Companies that fail to engage shareholders are the losers eventually: Sias’ David Gerald

Sias study shows corporate governance award winners outperform STI companies over time.

IT has been a busy year for the Securities Investors Association (Singapore) (Sias).

As Sias president and chief executive David Gerald says, the highlight of the association's investor-rights activities in 2022 has been its support for listed companies in organising virtual information sessions for their shareholders.

Earlier this year, the Accounting and Corporate Regulatory Authority (Acra), the Monetary Authority of Singapore (MAS) and Singapore Exchange Regulation (SGX RegCo) updated their guidance on the conduct of general meetings. Issuers convening a general meeting to seek shareholders' approval for certain corporate actions - such as capital reductions or distributions, whitewash resolutions and schemes of arrangement - now have to hold a virtual information session before the meeting.

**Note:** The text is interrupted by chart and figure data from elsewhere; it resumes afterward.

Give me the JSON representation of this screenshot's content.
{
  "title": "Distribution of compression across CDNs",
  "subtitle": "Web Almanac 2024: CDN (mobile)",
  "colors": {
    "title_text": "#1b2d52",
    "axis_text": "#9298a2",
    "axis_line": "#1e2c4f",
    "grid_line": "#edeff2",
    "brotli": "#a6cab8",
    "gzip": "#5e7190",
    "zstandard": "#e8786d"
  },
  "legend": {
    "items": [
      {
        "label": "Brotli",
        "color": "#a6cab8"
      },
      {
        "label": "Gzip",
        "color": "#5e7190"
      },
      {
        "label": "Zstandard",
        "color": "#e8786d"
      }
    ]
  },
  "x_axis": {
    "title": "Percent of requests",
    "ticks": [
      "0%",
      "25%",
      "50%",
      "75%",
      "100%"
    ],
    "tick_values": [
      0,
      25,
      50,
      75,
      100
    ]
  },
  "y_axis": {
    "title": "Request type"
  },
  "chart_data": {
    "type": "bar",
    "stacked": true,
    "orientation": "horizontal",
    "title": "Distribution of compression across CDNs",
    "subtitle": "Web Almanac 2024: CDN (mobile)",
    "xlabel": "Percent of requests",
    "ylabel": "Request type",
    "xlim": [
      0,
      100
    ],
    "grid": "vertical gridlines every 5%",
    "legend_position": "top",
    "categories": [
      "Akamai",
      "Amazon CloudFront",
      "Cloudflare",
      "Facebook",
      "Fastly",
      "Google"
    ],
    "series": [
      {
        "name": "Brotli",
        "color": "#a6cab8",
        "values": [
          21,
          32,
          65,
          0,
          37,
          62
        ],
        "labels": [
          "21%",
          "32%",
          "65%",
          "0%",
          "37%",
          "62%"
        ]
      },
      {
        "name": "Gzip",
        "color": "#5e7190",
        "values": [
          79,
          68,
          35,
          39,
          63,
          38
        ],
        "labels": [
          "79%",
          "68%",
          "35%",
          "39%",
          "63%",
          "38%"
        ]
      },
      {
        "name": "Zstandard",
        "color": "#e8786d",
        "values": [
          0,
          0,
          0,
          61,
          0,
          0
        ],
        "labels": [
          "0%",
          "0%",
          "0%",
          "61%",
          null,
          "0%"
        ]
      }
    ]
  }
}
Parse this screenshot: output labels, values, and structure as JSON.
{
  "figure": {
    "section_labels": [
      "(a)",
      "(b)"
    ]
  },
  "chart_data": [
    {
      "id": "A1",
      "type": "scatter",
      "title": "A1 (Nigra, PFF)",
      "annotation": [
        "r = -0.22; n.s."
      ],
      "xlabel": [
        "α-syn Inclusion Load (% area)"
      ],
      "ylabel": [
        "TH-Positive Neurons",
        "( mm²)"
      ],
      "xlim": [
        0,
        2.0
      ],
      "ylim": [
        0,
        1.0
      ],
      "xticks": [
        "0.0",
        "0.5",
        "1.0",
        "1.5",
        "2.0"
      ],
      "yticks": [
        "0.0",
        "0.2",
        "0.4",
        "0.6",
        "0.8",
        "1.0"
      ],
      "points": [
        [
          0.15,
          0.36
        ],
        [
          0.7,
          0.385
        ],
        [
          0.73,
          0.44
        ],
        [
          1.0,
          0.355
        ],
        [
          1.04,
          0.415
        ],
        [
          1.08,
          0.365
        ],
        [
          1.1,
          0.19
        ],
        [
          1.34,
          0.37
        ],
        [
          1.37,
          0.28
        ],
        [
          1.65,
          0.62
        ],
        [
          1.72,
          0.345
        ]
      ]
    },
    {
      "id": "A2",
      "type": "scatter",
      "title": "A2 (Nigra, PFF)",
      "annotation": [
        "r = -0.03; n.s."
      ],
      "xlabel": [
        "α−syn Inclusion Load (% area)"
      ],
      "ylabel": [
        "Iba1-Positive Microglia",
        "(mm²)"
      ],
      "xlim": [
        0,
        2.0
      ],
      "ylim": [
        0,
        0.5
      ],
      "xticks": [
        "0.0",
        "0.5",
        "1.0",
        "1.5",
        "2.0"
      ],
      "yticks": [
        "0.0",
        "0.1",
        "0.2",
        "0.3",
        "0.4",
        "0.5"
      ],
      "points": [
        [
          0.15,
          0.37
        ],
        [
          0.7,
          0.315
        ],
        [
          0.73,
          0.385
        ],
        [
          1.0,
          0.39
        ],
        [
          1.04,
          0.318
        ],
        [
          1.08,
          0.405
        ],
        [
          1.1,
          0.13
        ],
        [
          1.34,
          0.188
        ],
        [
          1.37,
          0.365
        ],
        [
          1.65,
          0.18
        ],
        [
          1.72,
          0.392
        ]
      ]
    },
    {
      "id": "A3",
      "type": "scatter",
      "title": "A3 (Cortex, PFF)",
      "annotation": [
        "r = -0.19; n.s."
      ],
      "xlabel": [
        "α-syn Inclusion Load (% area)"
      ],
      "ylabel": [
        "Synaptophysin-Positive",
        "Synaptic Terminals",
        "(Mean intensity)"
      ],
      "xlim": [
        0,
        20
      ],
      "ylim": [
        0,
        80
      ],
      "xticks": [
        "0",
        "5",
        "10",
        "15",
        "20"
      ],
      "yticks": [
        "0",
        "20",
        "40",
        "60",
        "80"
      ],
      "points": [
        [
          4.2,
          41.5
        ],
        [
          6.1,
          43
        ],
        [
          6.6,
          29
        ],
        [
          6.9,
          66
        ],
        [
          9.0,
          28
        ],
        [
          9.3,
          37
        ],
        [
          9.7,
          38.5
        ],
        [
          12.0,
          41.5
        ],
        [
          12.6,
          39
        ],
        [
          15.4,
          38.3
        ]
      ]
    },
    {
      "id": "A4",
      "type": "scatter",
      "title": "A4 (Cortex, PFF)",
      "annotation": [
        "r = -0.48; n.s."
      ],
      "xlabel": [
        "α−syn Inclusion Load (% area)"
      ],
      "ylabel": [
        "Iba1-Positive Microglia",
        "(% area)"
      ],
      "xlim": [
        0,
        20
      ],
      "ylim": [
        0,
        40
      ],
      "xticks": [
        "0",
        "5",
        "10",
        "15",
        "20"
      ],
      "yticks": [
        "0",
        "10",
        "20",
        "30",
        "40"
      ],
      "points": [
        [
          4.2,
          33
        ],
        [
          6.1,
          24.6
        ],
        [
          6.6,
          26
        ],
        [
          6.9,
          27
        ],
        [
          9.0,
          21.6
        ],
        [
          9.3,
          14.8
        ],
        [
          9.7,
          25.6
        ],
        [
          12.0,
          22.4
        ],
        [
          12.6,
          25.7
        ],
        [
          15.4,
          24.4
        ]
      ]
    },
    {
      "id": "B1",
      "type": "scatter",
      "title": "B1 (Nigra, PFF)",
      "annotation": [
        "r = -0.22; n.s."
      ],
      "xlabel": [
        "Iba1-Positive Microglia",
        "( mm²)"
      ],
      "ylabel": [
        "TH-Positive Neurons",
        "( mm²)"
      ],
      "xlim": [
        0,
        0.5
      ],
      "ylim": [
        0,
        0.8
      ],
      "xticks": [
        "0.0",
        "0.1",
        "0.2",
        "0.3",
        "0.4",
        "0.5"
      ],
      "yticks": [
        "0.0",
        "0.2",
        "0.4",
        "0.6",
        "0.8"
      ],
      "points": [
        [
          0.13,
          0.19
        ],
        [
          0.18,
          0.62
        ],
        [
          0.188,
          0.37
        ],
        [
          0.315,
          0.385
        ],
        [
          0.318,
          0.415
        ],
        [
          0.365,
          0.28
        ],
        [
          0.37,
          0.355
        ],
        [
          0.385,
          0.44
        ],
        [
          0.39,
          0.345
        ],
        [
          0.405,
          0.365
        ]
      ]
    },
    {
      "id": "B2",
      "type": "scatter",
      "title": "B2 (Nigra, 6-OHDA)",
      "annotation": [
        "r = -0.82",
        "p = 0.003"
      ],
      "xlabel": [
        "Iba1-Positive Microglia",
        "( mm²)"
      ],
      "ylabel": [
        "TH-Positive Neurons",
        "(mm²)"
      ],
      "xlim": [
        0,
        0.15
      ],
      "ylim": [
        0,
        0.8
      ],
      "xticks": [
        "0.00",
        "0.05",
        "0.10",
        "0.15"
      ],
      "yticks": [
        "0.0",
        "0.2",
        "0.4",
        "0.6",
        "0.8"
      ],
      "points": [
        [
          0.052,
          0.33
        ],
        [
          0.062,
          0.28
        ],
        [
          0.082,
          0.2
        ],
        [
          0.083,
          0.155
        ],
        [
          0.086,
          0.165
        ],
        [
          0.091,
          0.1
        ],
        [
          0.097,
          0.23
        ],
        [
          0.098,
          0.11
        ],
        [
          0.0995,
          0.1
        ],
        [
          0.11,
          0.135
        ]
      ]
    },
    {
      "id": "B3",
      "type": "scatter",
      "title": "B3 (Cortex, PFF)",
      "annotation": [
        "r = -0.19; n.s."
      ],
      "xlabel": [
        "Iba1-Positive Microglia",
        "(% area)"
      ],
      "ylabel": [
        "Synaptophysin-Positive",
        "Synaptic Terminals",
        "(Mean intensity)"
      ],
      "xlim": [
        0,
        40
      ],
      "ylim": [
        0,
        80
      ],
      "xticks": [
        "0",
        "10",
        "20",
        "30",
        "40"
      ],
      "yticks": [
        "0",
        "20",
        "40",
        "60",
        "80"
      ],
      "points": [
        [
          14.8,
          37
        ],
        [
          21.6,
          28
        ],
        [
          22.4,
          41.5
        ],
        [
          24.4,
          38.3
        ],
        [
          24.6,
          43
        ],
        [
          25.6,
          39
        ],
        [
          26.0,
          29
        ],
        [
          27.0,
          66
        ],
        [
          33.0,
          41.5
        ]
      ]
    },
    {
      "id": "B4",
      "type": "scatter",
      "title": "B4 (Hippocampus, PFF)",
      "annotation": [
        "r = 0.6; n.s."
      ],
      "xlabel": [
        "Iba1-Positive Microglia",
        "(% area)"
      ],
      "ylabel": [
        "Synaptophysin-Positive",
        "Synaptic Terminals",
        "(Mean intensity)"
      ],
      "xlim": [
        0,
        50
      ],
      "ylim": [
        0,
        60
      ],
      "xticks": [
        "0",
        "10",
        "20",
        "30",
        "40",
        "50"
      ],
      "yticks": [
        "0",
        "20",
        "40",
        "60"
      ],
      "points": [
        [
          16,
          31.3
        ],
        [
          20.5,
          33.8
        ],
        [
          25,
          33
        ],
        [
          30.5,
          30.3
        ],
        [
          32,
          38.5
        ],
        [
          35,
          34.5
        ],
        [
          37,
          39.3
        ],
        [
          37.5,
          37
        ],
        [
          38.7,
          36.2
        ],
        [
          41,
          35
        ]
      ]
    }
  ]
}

Gerald said: "It used to be that only select companies would run such information sessions. But with the updated requirements, we have seen many more companies approaching Sias to help with engagements with their shareholders."

He believes that Sias - already seen as a stalwart supporter of investor rights - has become even more relevant, especially to companies trying to put their case across better to their shareholders on an independent platform.

"It is accepted that both (shareholders and companies) must actively engage for meaningful exchange and understanding," he said, adding that more robust engagement is "a positive development for the market".

"It helps to resolve issues amicably," he noted. "What this also means is that companies need to pay closer attention to the concerns of minority shareholders. In today's age of social media, not a single shareholder can be dismissed; each will need to have his or her concerns addressed fully."

Encouraging engagement

Gerald pointed out that timely intervention by Sias as well as the financial media has brought issues to the attention of shareholders, resulting in an increase in engagement by companies. He added that this has encouraged minority shareholders to speak up when they have concerns.

"Sias posing questions on the corporate actions and holding dialogue sessions with senior management and the board, allowing shareholders to be actively engaged with them, have all made shareholders more vocal," he said.

He said he has received feedback from chairmen of companies that the quality of questions by shareholders at annual general meetings (AGMs) has "improved tremendously". "Shareholders are also more educated and asking more critical questions, demanding accountability from boards and senior management."

But although the level of engagement between shareholders and companies has improved, there is still a small minority of companies that shy away from feedback from investors. Some minority shareholders have, for instance, bemoaned that interactions with the board and management during the question-and-answer sessions at general meetings have been hurried or even cut short.

"Only a minority of companies do this, and Sias will engage them when it is brought to our attention," Gerald said. "It doesn't help the company to shut minority investors up because, eventually, it will all come out. Such companies are better off realising the benefits of good engagement with the investors than shying away or shutting them up."

Minority shareholders could then speak up through their votes if the company does not engage them appropriately, he added. "Eventually, they (these companies) are the losers."

Trending upward

On the other hand, the companies that have put in the effort to engage with shareholders and put in place the best corporate governance practices have turned out to be winners in more ways than one.

For example, Gerald said a study conducted by the association found that winners of the Sias Singapore Corporate Governance Award (SCGA) outperformed the constituents of the benchmark Straits Times Index (STI).

Sias tracked the performance of a portfolio of counters comprising SCGA winners, using market capitalisation as portfolio weights and adjusting for corporate actions. It found that, between Jan 10, 2008 and Sep 28, 2022, the SCGA portfolio produced a cumulative total return of 110 per cent over the period, compared to a cumulative total return of 59 per cent for the STI companies.

The data also suggested that the SCGA portfolio is slightly more defensive than that of the STI.

"All told, a portfolio comprising high-quality, well-governed companies, outperforms the STI over time," Gerald said. "With these findings, I can think of no better example of how important corporate governance is to investors."

Gerald noted that corporate governance scores for Singapore-listed companies "have always shown an upward trend"; the average overall scores of Singapore companies rose from 39.5 points in 2018 to 55.3 points in 2022.

But he believes there is still room for improvement

For example, while Singapore ranked joint second with Hong Kong in the Asian Corporate Governance Association's 10th biennial Corporate Governance Watch Report released in May, Singapore listcos disappointed on the company disclosure front, he noted.

"The good news is that overall corporate governance scores of companies have improved during the Covid pandemic. The bad news is that the pace of improvement lags behind other markets."